The Home Ministry, in a notification on Wednesday, replaced the state of Jammu and Kashmir with the "union territory of Jammu and Kashmir" and announced omission of "permanent residents or hereditary state subjects". In the late night notification, the ministry's Jammu and Kashmir division announced a slew of measures, including application of central laws. "... there are references in the state laws that have been applied to the Union Territory of Jammu and Kashmir, and the Union Territory of Ladakh to the expressions 'permanent residents' or 'hereditary state subjects'..., wherever they occur, shall be omitted," it said.
The two new Union Territories have come into existence on the 144th birth anniversary of Sardar Vallabhbhai Patel, who is credited for the merger of over 560 princely states into the Union of India. Today, October 31, is also celebrated as National Unity Day.
With the bifurcation of Jammu and Kashmir, the number of states in India has come down to 28 and the number of Union Territories has gone up to nine. While Jammu and Kashmir will continue to have a legislature, like in Puducherry, Ladakh will be without one, like Chandigarh.
Jammu and Kashmir also gets its first Lieutenant Governor when Girish Chandra Murmu, the Union Expenditure Secretary, takes oath; former Defence Secretary Radha Krishna Mathur was sworn in this morning as the Lieutenant Governor of Ladakh.
The centre will be in direct control of the police and law and order in Jammu and Kashmir, while decisions on land will be the elected government's jurisdiction.
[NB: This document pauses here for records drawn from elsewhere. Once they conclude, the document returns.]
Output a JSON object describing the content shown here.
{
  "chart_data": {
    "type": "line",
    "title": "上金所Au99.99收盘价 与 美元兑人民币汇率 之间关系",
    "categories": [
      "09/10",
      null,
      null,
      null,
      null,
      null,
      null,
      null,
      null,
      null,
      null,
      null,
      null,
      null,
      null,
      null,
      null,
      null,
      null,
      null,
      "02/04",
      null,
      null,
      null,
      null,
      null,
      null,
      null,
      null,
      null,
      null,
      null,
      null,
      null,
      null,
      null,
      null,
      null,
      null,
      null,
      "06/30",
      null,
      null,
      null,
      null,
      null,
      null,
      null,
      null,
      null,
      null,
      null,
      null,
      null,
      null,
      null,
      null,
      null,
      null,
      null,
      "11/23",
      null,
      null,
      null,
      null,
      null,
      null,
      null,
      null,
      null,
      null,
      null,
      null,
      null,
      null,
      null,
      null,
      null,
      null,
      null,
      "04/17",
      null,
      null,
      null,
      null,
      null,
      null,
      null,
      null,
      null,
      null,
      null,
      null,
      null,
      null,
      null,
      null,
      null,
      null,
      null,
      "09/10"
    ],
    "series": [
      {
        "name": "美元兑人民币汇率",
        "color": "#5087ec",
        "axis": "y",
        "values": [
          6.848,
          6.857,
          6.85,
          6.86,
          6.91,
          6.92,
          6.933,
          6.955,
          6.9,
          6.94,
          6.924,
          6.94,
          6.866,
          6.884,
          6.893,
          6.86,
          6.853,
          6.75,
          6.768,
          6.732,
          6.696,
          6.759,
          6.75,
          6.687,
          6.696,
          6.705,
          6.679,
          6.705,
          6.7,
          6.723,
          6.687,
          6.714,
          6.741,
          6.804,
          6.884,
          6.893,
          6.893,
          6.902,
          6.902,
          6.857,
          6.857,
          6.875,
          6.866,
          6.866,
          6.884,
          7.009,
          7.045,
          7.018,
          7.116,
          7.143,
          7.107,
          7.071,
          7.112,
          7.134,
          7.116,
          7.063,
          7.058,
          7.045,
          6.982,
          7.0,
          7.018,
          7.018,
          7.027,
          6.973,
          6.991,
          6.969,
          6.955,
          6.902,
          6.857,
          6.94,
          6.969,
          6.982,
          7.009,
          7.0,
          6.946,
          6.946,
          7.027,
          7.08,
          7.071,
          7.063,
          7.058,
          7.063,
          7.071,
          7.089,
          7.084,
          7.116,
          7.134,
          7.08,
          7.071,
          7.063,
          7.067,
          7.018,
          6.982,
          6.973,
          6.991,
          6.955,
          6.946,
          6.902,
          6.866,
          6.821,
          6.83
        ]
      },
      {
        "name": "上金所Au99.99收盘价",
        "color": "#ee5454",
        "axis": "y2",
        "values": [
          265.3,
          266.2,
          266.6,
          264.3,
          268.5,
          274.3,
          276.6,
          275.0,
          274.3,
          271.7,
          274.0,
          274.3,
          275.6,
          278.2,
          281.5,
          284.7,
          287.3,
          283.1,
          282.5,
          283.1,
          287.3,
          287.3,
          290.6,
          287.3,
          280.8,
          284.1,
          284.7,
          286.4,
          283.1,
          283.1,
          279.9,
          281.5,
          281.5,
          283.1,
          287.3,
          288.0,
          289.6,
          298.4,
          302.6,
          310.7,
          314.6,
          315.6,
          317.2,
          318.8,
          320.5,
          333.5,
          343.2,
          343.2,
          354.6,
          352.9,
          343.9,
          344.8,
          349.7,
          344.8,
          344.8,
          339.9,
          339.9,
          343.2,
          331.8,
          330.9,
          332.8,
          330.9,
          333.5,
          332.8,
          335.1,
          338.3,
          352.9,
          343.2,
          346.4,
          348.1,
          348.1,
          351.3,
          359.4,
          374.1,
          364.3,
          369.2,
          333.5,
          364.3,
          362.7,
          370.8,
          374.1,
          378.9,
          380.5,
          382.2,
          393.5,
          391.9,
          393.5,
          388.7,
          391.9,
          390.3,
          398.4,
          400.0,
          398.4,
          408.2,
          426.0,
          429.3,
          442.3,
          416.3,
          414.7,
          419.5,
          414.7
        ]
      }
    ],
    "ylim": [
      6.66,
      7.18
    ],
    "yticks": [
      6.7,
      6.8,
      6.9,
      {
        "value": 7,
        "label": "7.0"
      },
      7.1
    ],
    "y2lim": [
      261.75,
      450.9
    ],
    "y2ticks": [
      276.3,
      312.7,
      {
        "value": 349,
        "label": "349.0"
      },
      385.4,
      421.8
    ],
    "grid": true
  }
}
Ladakh will be under the direct control of the central government, which will administer it through the Lieutenant Governor.
The Narendra Modi-government had ended special status to Jammu and Kashmir on August 5, fulfilling the BJP's long-standing promise to do so in the first 100 days of its second term in power. The government reasoned that both Article 370 and 35A were "constitutionally vulnerable" and discriminatory and inhibited the development of the state.
Hundreds of local politicians including former Chief Ministers Farooq Abdullah, Omar Abdullah and Mehbooba Mufti have been under detention since the government announced the sweeping changes on August 5.
The restrictions, especially the clampdown on communication, were necessary to prevent a possible backlash and terror strikes following the Article 370 decision and would be withdrawn in phases, the government had said.
The government has also said that Jammu and Kashmir will not stay a Union Territory and its statehood will be restored at an "appropriate time" after "normalcy" returns.